Mr. Soppe says he hopes that mining areas, whether at the state, national, or international level, start to prepare for disasters so that rescue responses can be faster. Preparation ahead of the Chile accident could have cut two weeks off of the rescue time, he says.

Pressure for reform

Mine safety and rescue efforts have improved in recent years. Even before the San Jose mine situation, Center Rock was in touch with South African authorities about selling them large-diameter drilling equipment to facilitate rescues of trapped miners, says Soppe. A Chinese rescue company was also shopping for rescue equipment as recently as last week, he adds.

But the unprecedented San Jose rescue is now putting pressure on governments worldwide to do more. Keith Slack, the senior policy adviser and campaign manager for extractive industries at Oxfam America, told the Monitor last week that many nations sense the need "to strengthen government capacity to deal with mine-related problems. This Chile situation helps emphasize that even more.”

The accident spurred the Chilean government to assemble a new panel of experts to improve safety in all industries. "We want a before and an after in terms of safety and dignity," said Chilean President Sebastian Piñera.

The Chile rescue is also raising new doubts about government responses to past mine disasters. In Mexico, the bishop of Saltillo has called for new prosecutions related to the deaths of 65 workers in the Pasta de Conchos coal mine in 2006. In that disaster, the mine owners halted rescue efforts after four days, raising complaints from some rescuers and family members, Mexico City newspaper La Jornada reported. The Chile rescue showed that the rescue was halted too early, the bishop said.

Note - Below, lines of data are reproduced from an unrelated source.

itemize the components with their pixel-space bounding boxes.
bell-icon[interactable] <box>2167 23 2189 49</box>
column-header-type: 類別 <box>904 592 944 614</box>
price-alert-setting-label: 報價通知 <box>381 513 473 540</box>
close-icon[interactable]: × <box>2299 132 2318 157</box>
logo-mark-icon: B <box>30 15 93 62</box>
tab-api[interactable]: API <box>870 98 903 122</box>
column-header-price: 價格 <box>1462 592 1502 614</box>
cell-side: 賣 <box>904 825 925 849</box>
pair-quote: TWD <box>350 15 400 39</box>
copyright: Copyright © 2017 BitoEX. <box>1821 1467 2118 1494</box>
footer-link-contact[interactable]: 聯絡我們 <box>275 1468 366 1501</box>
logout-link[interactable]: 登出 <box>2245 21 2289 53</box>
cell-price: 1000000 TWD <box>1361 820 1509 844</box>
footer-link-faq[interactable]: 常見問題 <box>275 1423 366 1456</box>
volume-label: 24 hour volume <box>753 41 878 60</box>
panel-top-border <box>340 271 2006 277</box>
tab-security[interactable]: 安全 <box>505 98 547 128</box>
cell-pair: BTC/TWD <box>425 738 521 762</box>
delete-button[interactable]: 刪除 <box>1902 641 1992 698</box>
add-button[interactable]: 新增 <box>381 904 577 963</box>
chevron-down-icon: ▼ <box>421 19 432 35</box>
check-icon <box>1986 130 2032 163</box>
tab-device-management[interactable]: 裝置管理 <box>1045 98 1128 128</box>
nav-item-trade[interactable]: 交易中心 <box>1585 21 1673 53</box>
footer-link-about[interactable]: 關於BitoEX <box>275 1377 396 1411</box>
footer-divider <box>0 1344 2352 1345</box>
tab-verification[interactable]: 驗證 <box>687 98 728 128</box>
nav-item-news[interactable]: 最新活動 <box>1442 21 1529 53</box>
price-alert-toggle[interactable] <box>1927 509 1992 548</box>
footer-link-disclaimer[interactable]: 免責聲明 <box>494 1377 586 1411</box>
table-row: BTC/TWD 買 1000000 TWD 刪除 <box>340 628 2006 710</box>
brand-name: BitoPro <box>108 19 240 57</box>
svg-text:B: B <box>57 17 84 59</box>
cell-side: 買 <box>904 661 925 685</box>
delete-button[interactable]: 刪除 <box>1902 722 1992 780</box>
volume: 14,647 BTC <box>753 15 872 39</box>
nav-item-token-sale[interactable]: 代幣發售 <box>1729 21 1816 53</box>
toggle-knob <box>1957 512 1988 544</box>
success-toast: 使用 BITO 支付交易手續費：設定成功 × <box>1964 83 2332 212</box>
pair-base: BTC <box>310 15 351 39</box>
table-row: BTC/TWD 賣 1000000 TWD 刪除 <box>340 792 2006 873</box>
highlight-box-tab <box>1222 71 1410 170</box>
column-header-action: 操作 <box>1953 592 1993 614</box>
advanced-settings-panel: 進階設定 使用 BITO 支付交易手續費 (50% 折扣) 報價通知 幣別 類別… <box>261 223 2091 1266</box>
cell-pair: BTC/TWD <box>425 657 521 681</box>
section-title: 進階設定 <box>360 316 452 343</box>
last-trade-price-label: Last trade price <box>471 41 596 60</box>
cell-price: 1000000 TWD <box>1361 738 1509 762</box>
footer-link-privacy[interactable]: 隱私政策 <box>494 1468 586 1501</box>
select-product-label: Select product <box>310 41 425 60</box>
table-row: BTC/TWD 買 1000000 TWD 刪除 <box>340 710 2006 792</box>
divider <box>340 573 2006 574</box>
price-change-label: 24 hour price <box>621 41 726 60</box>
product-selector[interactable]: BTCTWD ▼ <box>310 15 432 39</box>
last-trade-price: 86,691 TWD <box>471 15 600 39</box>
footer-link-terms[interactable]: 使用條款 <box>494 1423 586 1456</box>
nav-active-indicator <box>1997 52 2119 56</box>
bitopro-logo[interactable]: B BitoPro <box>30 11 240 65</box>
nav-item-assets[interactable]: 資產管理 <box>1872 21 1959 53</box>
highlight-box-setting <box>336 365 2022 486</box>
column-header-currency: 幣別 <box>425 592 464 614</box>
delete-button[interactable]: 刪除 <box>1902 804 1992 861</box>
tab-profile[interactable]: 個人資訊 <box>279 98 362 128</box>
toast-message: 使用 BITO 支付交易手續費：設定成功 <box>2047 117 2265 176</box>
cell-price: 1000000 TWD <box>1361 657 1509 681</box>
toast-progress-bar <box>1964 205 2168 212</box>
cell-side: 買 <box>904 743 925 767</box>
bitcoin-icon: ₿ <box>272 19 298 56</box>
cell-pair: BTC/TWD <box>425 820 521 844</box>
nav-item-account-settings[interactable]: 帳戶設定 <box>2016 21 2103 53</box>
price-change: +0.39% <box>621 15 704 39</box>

Doubts over lasting change

Not everyone is impressed with Chile's new safety efforts. Lautaro Carmona, a legislator with the opposition Communist party who represents the mining city of Copiapo, which includes the San Jose mine, says Mr. Piñera excluded workers' representatives from the new mine safety panel and has so far failed to respond to ideas offered by unions.

While mine rescue may become more common in some parts of the world, the United States is unlikely to change, as rescue attempts already meet strong standards, says Bob Ferriter, senior safety specialist at the Mine Safety and Health Program at Colorado School of Mines.

"It won't change practice in the USA. Here, the rescue team goes in as soon as they are safe, and try to find victims," Mr. Ferriter said today in a phone interview. "Since the Sago mine disaster in 2006, you need a refuge within 1,000 feet of the working face. So you know more or less where they are."